Convoy JW 33 sailed from Loch Ewe on 15 February 1943 and arrived at the Kola Inlet on or about 27 February. Empire Baffin had to return to Loch Ewe due to being damaged in severe weather.

- SC 141

Convoy SC 151 sailed from Halifax Nova Scotia on 3 September 1943 and arrived at Liverpool on 17 September. Empire Baffin was carrying a general cargo bound for London.

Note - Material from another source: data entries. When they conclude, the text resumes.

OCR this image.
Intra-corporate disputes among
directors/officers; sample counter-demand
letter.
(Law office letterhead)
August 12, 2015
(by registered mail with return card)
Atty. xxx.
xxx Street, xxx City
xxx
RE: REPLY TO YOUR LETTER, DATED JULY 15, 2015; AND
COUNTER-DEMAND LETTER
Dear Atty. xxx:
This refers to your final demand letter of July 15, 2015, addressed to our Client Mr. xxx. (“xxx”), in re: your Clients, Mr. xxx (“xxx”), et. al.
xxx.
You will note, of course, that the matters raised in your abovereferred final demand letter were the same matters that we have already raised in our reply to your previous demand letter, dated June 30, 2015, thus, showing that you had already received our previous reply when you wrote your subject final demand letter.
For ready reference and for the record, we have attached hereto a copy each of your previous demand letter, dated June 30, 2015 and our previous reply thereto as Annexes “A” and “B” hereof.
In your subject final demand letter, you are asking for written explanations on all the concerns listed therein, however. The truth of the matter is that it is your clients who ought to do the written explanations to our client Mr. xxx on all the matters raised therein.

Empire Baffin was taken over by the Admiralty and converted by Green & Silley Weir Ltd, London to a cable laying ship for Operation Pluto, and commissioned as HMS Sancroft. She was used in the support of Operation Overlord. Those killed whilst serving on Empire Baffin during the war are commemorated at the Tower Hill Memorial, London.

===Postwar===
In 1946, HMS Sancroft reverted to the MoWT and regained her Empire Baffin name. Later that year, she was sold to Stag Line Ltd, North Shields still under the management of J Robinson & Sons. She was the fifth Stag Line ship to bear the name Clintonia. She was purchased at a cost of £30,000 and converted back to a cargo ship and also from coal to oil fuel at a cost of £137,911. On 10 December 1959, Clintonia was sold to Alcestis Shipping Co. SA, Greece for £62,500. She was renamed Apsis She was operated under the management of Faros Shipping Co Ltd, London.. Apsis served until 1963 when she was sold for scrap. She arrived at Yokosuka, Japan in December 1963 for scrapping.

==Official number and code letters==
Official Numbers were a forerunner to IMO Numbers.

Empire Baffin had the UK Official Number 168968 and used the Code Letters BCQR.